Es que el Señor no desecha a aquel que es débil, ni siquiera cuando no tiene ninguna fuerza. El da esfuerzo al cansado, y multiplica las fuerzas al que no tiene ningunas”, leemos en Isaías 40. Como el alfarero, cuando se quiebra la vasija en sus manos, no la da por inservible; la vuelve a modelar para hacerla de acuerdo con su propósito.

Tal vez nos ha pasado… o nos esté pasando… o nos llegue a suceder en el futuro. Experimentaremos la humilde, silenciosa, aunque poderosa presencia de Jesús, el Siervo de Jehová diciéndonos: “Cuando pases por las aguas, yo estaré contigo; y si por los ríos, no te anegarán. Cuando pases por el fuego, no te quemarás, ni la llama arderá en ti. Porque yo Jehová, Dios tuyo, el Santo de Israel, soy tu Salvador… Porque a mis ojos fuiste de gran estima, fuiste honorable, y yo te amé… No temas, porque yo estoy contigo” (Is. 43). ¡Qué mi corazón se aliente en el camino!

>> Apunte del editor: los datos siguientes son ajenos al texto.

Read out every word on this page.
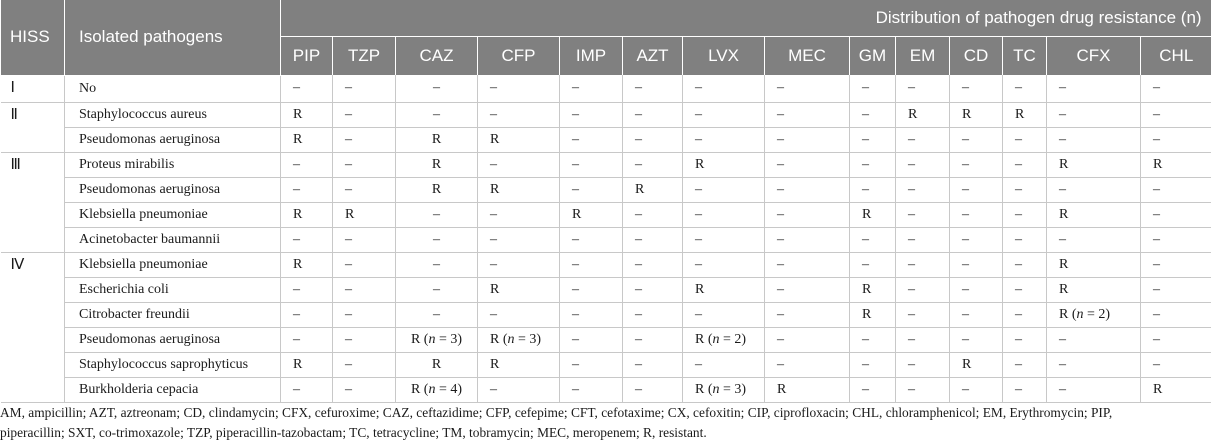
HISS	Isolated pathogens	Distribution of pathogen drug resistance (n)													
		PIP	TZP	CAZ	CFP	IMP	AZT	LVX	MEC	GM	EM	CD	TC	CFX	CHL
Ⅰ	No	–	–	–	–	–	–	–	–	–	–	–	–	–	–
Ⅱ	Staphylococcus aureus	R	–	–	–	–	–	–	–	–	R	R	R	–	–
	Pseudomonas aeruginosa	R	–	R	R	–	–	–	–	–	–	–	–	–	–
Ⅲ	Proteus mirabilis	–	–	R	–	–	–	R	–	–	–	–	–	R	R
	Pseudomonas aeruginosa	–	–	R	R	–	R	–	–	–	–	–	–	–	–
	Klebsiella pneumoniae	R	R	–	–	R	–	–	–	R	–	–	–	R	–
	Acinetobacter baumannii	–	–	–	–	–	–	–	–	–	–	–	–	–	–
Ⅳ	Klebsiella pneumoniae	R	–	–	–	–	–	–	–	–	–	–	–	R	–
	Escherichia coli	–	–	–	R	–	–	R	–	R	–	–	–	R	–
	Citrobacter freundii	–	–	–	–	–	–	–	–	R	–	–	–	R (n = 2)	–
	Pseudomonas aeruginosa	–	–	R (n = 3)	R (n = 3)	–	–	R (n = 2)	–	–	–	–	–	–	–
	Staphylococcus saprophyticus	R	–	R	R	–	–	–	–	–	–	R	–	–	–
	Burkholderia cepacia	–	–	R (n = 4)	–	–	–	R (n = 3)	R	–	–	–	–	–	R
AM, ampicillin; AZT, aztreonam; CD, clindamycin; CFX, cefuroxime; CAZ, ceftazidime; CFP, cefepime; CFT, cefotaxime; CX, cefoxitin; CIP, ciprofloxacin; CHL, chloramphenicol; EM, Erythromycin; PIP,
piperacillin; SXT, co-trimoxazole; TZP, piperacillin-tazobactam; TC, tetracycline; TM, tobramycin; MEC, meropenem; R, resistant.
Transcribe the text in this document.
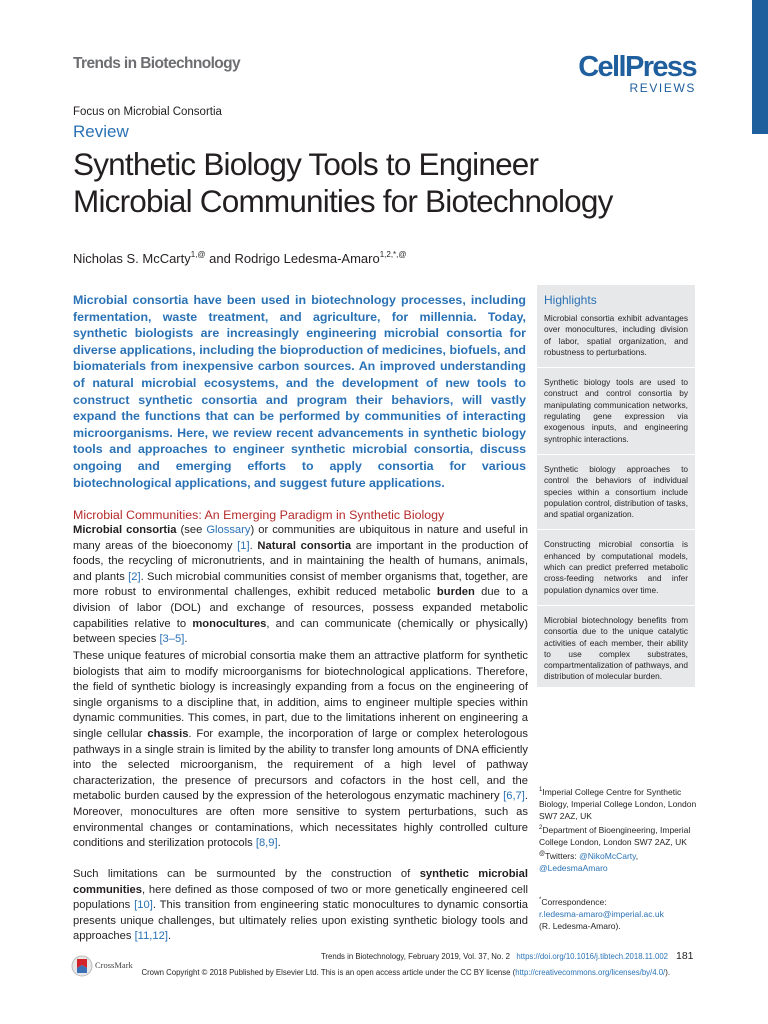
Trends in Biotechnology	CellPress
REVIEWS
Focus on Microbial Consortia
Review
Synthetic Biology Tools to Engineer
Microbial Communities for Biotechnology
Nicholas S. McCarty$^{1,@}$ and Rodrigo Ledesma-Amaro$^{1,2,*,@}$
Microbial consortia have been used in biotechnology processes, including fermentation, waste treatment, and agriculture, for millennia. Today, synthetic biologists are increasingly engineering microbial consortia for diverse applications, including the bioproduction of medicines, biofuels, and biomaterials from inexpensive carbon sources. An improved understanding of natural microbial ecosystems, and the development of new tools to construct synthetic consortia and program their behaviors, will vastly expand the functions that can be performed by communities of interacting microorganisms. Here, we review recent advancements in synthetic biology tools and approaches to engineer synthetic microbial consortia, discuss ongoing and emerging efforts to apply consortia for various biotechnological applications, and suggest future applications.
Microbial Communities: An Emerging Paradigm in Synthetic Biology
Microbial consortia (see Glossary) or communities are ubiquitous in nature and useful in many areas of the bioeconomy [1]. Natural consortia are important in the production of foods, the recycling of micronutrients, and in maintaining the health of humans, animals, and plants [2]. Such microbial communities consist of member organisms that, together, are more robust to environmental challenges, exhibit reduced metabolic burden due to a division of labor (DOL) and exchange of resources, possess expanded metabolic capabilities relative to monocultures, and can communicate (chemically or physically) between species [3–5].
These unique features of microbial consortia make them an attractive platform for synthetic biologists that aim to modify microorganisms for biotechnological applications. Therefore, the field of synthetic biology is increasingly expanding from a focus on the engineering of single organisms to a discipline that, in addition, aims to engineer multiple species within dynamic communities. This comes, in part, due to the limitations inherent on engineering a single cellular chassis. For example, the incorporation of large or complex heterologous pathways in a single strain is limited by the ability to transfer long amounts of DNA efficiently into the selected microorganism, the requirement of a high level of pathway characterization, the presence of precursors and cofactors in the host cell, and the metabolic burden caused by the expression of the heterologous enzymatic machinery [6,7]. Moreover, monocultures are often more sensitive to system perturbations, such as environmental changes or contaminations, which necessitates highly controlled culture conditions and sterilization protocols [8,9].
Such limitations can be surmounted by the construction of synthetic microbial communities, here defined as those composed of two or more genetically engineered cell populations [10]. This transition from engineering static monocultures to dynamic consortia presents unique challenges, but ultimately relies upon existing synthetic biology tools and approaches [11,12].
Highlights
Microbial consortia exhibit advantages over monocultures, including division of labor, spatial organization, and robustness to perturbations.
Synthetic biology tools are used to construct and control consortia by manipulating communication networks, regulating gene expression via exogenous inputs, and engineering syntrophic interactions.
Synthetic biology approaches to control the behaviors of individual species within a consortium include population control, distribution of tasks, and spatial organization.
Constructing microbial consortia is enhanced by computational models, which can predict preferred metabolic cross-feeding networks and infer population dynamics over time.
Microbial biotechnology benefits from consortia due to the unique catalytic activities of each member, their ability to use complex substrates, compartmentalization of pathways, and distribution of molecular burden.
$^1$Imperial College Centre for Synthetic Biology, Imperial College London, London SW7 2AZ, UK
$^2$Department of Bioengineering, Imperial College London, London SW7 2AZ, UK
@Twitters: @NikoMcCarty,
@LedesmaAmaro
*Correspondence:
r.ledesma-amaro@imperial.ac.uk
(R. Ledesma-Amaro).
CrossMark
Trends in Biotechnology, February 2019, Vol. 37, No. 2 https://doi.org/10.1016/j.tibtech.2018.11.002 181
Crown Copyright © 2018 Published by Elsevier Ltd. This is an open access article under the CC BY license (http://creativecommons.org/licenses/by/4.0/).
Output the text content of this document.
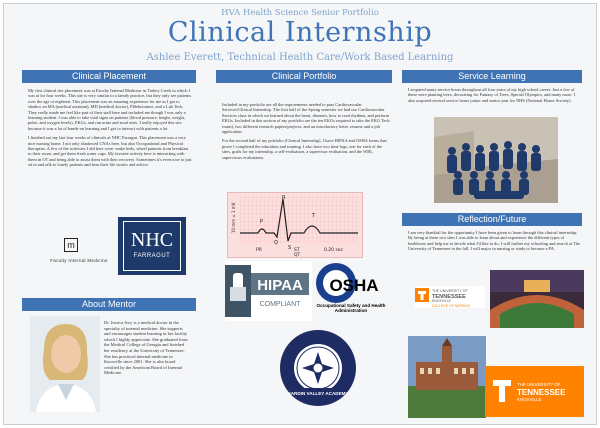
HVA Health Science Senior Portfolio
Clinical Internship
Ashlee Everett, Technical Health Care/Work Based Learning
Clinical Placement

My first clinical site placement was at Faculty Internal Medicine in Turkey Creek in which I was at for four weeks. This site is very similar to a family practice, but they only see patients over the age of eighteen. This placement was an amazing experience for me as I got to shadow an MA (medical assistant), MD (medical doctor), Phlebotomist, and a Lab Tech. They really made me feel like part of their staff here and included me though I was only a learning student. I was able to take vital signs on patients (blood pressure, height, weight, pulse, and oxygen levels), EKGs, and run urine and stool tests. I really enjoyed this site because it was a lot of hands-on learning and I got to interact with patients a lot.

I finished out my last four weeks of clinicals at NHC Farragut. This placement was a very nice nursing home. I not only shadowed CNAs here, but also Occupational and Physical therapists. A few of the activities I did here were: make beds, wheel patients from breakfast to their room, and get them fresh water cups. My favorite activity here is interacting with them in OT and being able to assist them with their recovery. Sometimes it's even nice to just sit in and talk to lonely patients and hear their life stories and advice.

m
Faculty Internal Medicine
NHC
FARRAGUT
About Mentor
Dr. Jessica Ivey is a medical doctor in the specialty of internal medicine. She supports and encourages student learning in her facility which I highly appreciate. She graduated from the Medical College of Georgia and finished her residency at the University of Tennessee. She has practiced internal medicine in Knoxville since 2001. She is also board certified by the American Board of Internal Medicine.
Clinical Portfolio

Included in my portfolio are all the requirements needed to pass Cardiovascular Services/Clinical Internship. The first half of the Spring semester we had our Cardiovascular Services class in which we learned about the heart, diseases, how to read rhythms, and perform EKGs. Included in this section of my portfolio are the ten EKGs required to take the EKG Tech exam), two different research papers/projects, and an introductory letter, resume and a job application.

For the second half of my portfolio (Clinical Internship), I have HIPAA and OSHA forms that prove I completed the education and training. I also have two time logs, one for each of the sites, goals for my internship, a self-evaluation, a supervisor evaluation, and the WBL supervisors evaluations.

R
P
Q
S
T
PR	ST
QT
0.20 sec
10 mm = 1 mV
HIPAA
COMPLIANT
OSHA
Occupational Safety and Health Administration
HARDIN VALLEY ACADEMY
Service Learning
I acquired many service hours throughout all four years of my high school career. Just a few of these were planting trees, decorating for Fantasy of Trees, Special Olympics, and many more. I also acquired several service hours junior and senior year for NHS (National Honor Society).
Reflection/Future
I am very thankful for the opportunity I have been given to learn through this clinical internship. By being at these two sites I was able to learn about and experience the different types of healthcare and help me to decide what I'd like to do. I will further my schooling and search at The University of Tennessee in the fall. I will major in nursing or study to become a PA.
THE UNIVERSITY OF
TENNESSEE
KNOXVILLE
COLLEGE OF NURSING
THE UNIVERSITY OF
TENNESSEE
KNOXVILLE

Ese Salvador silencioso, también es un hombre fuerte y poderoso. Dice el v. 13: “Jehová saldrá como gigante y como hombre de guerra despertará celo, gritará, voceará, se esforzará sobre sus enemigos”. Es notable el término que se emplea para “gigante” en este versículo 13. En hebreo es gibbor, y significa “poderoso, de gran valor, héroe, valiente”. Gibbor es traducido “hombre”, y tiene una connotación de alguien poderoso, de un guerrero fuerte —así es el Mesías glorioso. Así es mi Salvador y Señor. Y el tuyo. ¡Gloria a su nombre!